Илюшин открыл рот, чтобы повторить свой рассказ о бедном студенте, и вдруг неожиданно для себя интуитивно почувствовал, что врать не надо. Более того, он почему-то проникся уверенностью, что стоит ему рассказать придуманную историю, и его тут же выставят из дома. Макар не анализировал то, что подсказывало ему чутье, не искал объяснений — у него было очень мало времени, и он быстро принял решение.
— Сейчас, — сказал он, расстегивая сумку. — Вот. Я приехал, чтобы узнать кое-что об этой штуковине.
Он положил на стол деревянную фигурку русалки. И увидел, как заинтересованность в глазах хозяйки сменяется изумлением. Наталья наклонилась к русалке, недоверчиво хмуря брови, ахнула и схватила фигурку.
— Господи, быть такого не может!
— Вы что, видели ее раньше? — не поверил Илюшин.
— Видела? Скажешь тоже, видела! Да с этой красавицы, может, все счастье мое и началось! Уж не знаю теперь, она ли тому причиной или нет, но только запомнила я ее крепко, на всю жизнь. Что так смотришь на меня? Не веришь?
Илюшин ей верил. Он никак не мог поверить собственной удаче, благодаря которой первый же встреченный им человек оказался тем, кто был ему нужен.
— Думал, придется вас не один день разыскивать, — честно признался Макар, — да и не знал, кого искать. Расскажете мне про русалку, Наталья Алексеевна? А я вам открою, зачем мне это понадобилось.
После того как Наталья отдала русалку соседке, она забыла про фигурку. Нежданное счастье, свалившееся на нее, было слишком огромно, чтобы она могла думать о чем-то другом. Все девять месяцев, что Наталья носила ребенка, она прекрасно выглядела, но — странное дело — теперь собственная внешность стала для нее совсем неважна. Все ее мысли были только о мальчике, который у нее родится.
После рождения малыша она не только не подурнела, но стала еще привлекательнее. Ребенок казался ей ангелом — маленький, невинный, дивно пахнущий молочком, с нежнейшим пушком на макушке. Ее собственный маленький ангел, копия мужа. Она тетешкалась с ним, могла возиться с утра до вечера, укачивала, убаюкивала и умилялась до слез каждому его агуканью. На нее снизошло счастье, которого она даже представить себе не могла, и все мысли о собственной непривлекательности, о том, что муж не любит ее, стали казаться мелкими и незначительными.

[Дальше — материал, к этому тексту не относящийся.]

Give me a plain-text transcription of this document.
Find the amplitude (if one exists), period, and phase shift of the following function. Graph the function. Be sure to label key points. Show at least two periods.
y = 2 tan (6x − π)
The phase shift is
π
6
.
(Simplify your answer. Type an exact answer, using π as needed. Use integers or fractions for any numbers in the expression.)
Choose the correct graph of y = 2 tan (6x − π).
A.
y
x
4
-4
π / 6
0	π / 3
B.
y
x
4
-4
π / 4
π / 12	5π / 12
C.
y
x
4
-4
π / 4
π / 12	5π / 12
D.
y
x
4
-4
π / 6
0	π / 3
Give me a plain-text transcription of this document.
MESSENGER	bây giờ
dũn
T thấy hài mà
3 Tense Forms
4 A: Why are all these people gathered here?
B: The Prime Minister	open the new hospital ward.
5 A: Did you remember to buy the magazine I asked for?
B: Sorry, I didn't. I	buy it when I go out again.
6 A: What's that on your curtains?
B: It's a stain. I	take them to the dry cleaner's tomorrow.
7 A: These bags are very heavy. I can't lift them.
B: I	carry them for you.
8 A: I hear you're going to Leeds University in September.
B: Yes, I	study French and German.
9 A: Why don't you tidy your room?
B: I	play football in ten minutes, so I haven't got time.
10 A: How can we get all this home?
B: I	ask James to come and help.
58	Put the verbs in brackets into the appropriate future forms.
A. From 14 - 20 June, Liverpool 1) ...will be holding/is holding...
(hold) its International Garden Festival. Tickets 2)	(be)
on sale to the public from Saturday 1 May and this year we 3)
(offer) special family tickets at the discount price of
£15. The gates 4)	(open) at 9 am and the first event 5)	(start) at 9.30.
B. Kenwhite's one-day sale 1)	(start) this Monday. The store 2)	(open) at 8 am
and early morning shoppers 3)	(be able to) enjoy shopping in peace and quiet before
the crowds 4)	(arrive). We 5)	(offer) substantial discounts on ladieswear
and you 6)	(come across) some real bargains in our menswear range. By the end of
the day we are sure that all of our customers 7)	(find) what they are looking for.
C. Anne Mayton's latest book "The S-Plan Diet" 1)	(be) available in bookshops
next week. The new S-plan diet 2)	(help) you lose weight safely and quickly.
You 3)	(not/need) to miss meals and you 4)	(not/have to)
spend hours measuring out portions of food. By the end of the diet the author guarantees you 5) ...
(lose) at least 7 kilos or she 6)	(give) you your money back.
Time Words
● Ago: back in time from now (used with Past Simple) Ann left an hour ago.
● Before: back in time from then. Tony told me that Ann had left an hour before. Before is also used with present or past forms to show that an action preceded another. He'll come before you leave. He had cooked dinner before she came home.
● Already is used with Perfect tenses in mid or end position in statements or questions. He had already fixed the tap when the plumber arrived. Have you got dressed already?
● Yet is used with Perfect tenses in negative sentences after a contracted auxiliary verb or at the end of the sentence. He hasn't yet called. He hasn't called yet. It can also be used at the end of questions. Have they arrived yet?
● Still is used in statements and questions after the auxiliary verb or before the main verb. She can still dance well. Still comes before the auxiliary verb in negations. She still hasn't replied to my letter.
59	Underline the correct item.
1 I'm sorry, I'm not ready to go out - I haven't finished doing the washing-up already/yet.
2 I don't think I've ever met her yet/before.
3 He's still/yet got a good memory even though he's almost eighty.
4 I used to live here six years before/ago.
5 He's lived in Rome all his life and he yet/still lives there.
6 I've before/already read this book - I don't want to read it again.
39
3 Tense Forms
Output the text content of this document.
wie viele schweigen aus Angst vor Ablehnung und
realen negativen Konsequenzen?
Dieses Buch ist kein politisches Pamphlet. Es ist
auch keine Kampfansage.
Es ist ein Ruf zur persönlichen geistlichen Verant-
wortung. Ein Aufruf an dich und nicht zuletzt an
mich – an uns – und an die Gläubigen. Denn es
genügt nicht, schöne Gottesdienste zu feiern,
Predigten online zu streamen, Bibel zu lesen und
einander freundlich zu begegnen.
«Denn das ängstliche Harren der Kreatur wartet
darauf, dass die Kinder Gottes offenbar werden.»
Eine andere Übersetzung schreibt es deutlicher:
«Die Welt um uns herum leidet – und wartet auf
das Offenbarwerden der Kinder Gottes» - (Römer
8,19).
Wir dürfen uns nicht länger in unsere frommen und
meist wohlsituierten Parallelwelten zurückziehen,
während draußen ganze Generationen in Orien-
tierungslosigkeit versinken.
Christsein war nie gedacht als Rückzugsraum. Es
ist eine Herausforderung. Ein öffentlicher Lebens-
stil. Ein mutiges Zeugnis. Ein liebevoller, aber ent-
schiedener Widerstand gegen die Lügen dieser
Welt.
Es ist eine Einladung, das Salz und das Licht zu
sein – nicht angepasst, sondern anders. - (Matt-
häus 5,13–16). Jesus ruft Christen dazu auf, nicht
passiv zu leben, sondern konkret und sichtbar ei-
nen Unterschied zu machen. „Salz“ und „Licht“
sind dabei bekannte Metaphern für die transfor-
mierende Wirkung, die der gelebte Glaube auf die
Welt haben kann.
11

Но по иронии судьбы еще во время беременности Натальи Николай не на шутку влюбился в собственную жену. Он недоумевал: за короткое время она стала совсем другой. Похорошела несказанно, держалась гордо, в глазах мелькало что-то загадочное, манящее. Ему никогда не нравились беременные, но с Наташкой вышло иначе: его возбуждала кошачья тягучесть ее жестов, ее округлившиеся формы, и то, что соски у нее теперь были постоянно приподняты и просвечивали сквозь платье. Когда Николай поймал себя на том, что хочет врезать соседу, с которым жена перебрасывается шутками через забор, ему стало смешно.
— Ревную я ее, что ли? — спросил он самого себя.